ABD ile SSCB arasında 1955’te başlayan meşhur Uzay Yarışı döneminde NASA‘nın uçuş yörüngelerini, itme gücünü ve roket dinamiklerini hesaplamak için işe aldığı “insan bilgisayarlar” vardı. Onlardan biri de 1967’de saflara katılan Christine Darden’dı. Sekiz yıl sonra Darden, matematiksel becerilerini mühendislik alanına uygulamaya girişti ve NASAʼnın Langley Araştırma Merkezi’ndeki çok az kadın mühendisten biri oldu.
Darden o sırada farkında değildi ama ilk görevi çığır açan bir görev olacaktı. Darden, sonik patlama minimizasyonunu inceleyen bir projede görevlendirilmişti. O sıralarda modern bilgisayarlar yeni kullanılmaya başlanmıştı. Bu sayede Darden, matematik becerilerini de kullanarak, sonik patlamaların etkilerini hesaplayan bilgisayar programları geliştirdi. Proje üzerinde tam zamanlı çalışırken bir yandan da Virginia’daki George Washington Üniversitesi’nde matematik ve mühendislik bilimleri alanında doktora yapıyordu. Tezinde, NASA‘daki çalışmalarından da faydalanarak süpersonik (sesten hızlı) yolcu uçaklarının çevresel etkilerini inceledi. Uçak gibi bir nesne sesten daha hızlı hareket ederse yerde “ses patlaması” şeklinde duyulan basınçlı hava dalgaları yaratır. Bu patlamalar o kadar şiddetli olabilir ki altlarındaki yapılara zarar verebilir ve hatta camı parçalayabilir.

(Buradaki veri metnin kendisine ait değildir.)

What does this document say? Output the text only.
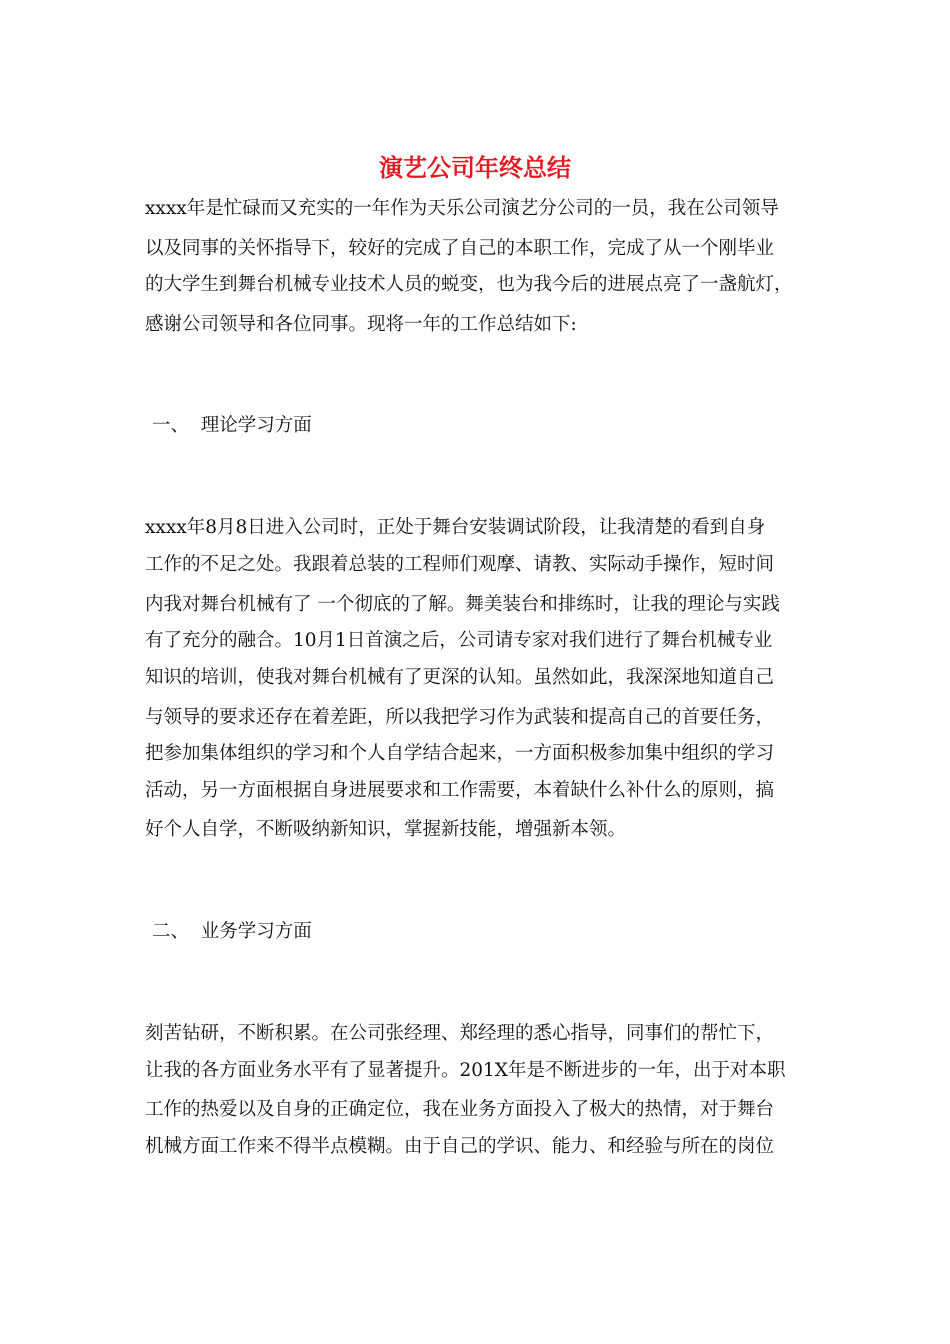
演艺公司年终总结

xxxx年是忙碌而又充实的一年作为天乐公司演艺分公司的一员，我在公司领导

以及同事的关怀指导下，较好的完成了自己的本职工作，完成了从一个刚毕业

的大学生到舞台机械专业技术人员的蜕变，也为我今后的进展点亮了一盏航灯，

感谢公司领导和各位同事。现将一年的工作总结如下:

一、  理论学习方面

xxxx年8月8日进入公司时，正处于舞台安装调试阶段，让我清楚的看到自身

工作的不足之处。我跟着总装的工程师们观摩、请教、实际动手操作，短时间

内我对舞台机械有了 一个彻底的了解。舞美装台和排练时，让我的理论与实践

有了充分的融合。10月1日首演之后，公司请专家对我们进行了舞台机械专业

知识的培训，使我对舞台机械有了更深的认知。虽然如此，我深深地知道自己

与领导的要求还存在着差距，所以我把学习作为武装和提高自己的首要任务，

把参加集体组织的学习和个人自学结合起来，一方面积极参加集中组织的学习

活动，另一方面根据自身进展要求和工作需要，本着缺什么补什么的原则，搞

好个人自学，不断吸纳新知识，掌握新技能，增强新本领。

二、  业务学习方面

刻苦钻研，不断积累。在公司张经理、郑经理的悉心指导，同事们的帮忙下，

让我的各方面业务水平有了显著提升。201X年是不断进步的一年，出于对本职

工作的热爱以及自身的正确定位，我在业务方面投入了极大的热情，对于舞台

机械方面工作来不得半点模糊。由于自己的学识、能力、和经验与所在的岗位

Süpersonik taşıtların risklerini değerlendirmek isteyen NASA ekipleri, rüzgâr tünelleri kullanarak patlamaları taklit ediyordu. Darden ise patlamaların etkilerini hesaplayan bir bilgisayar programı geliştirmeye koyuldu. Darden’ın verileriyle model deneyleri karşılaştırılınca ikisinin aynı sonuçları verdiği görüldü ama Darden’ın yöntemi model simülasyonu oluşturmaktan daha ucuz ve daha verimliydi. Ne yazık ki NASA, süpersonik yolcu uçağı projesini durdurdu ama Darden’ın çalışmaları boşa gitmedi. Çalışmalarının askeri uçaklarda faydalı olabileceğini fark eden Durden, ses patlaması araştırmalarını tamamlayarak 1983’te mühendislik doktorasını verdi.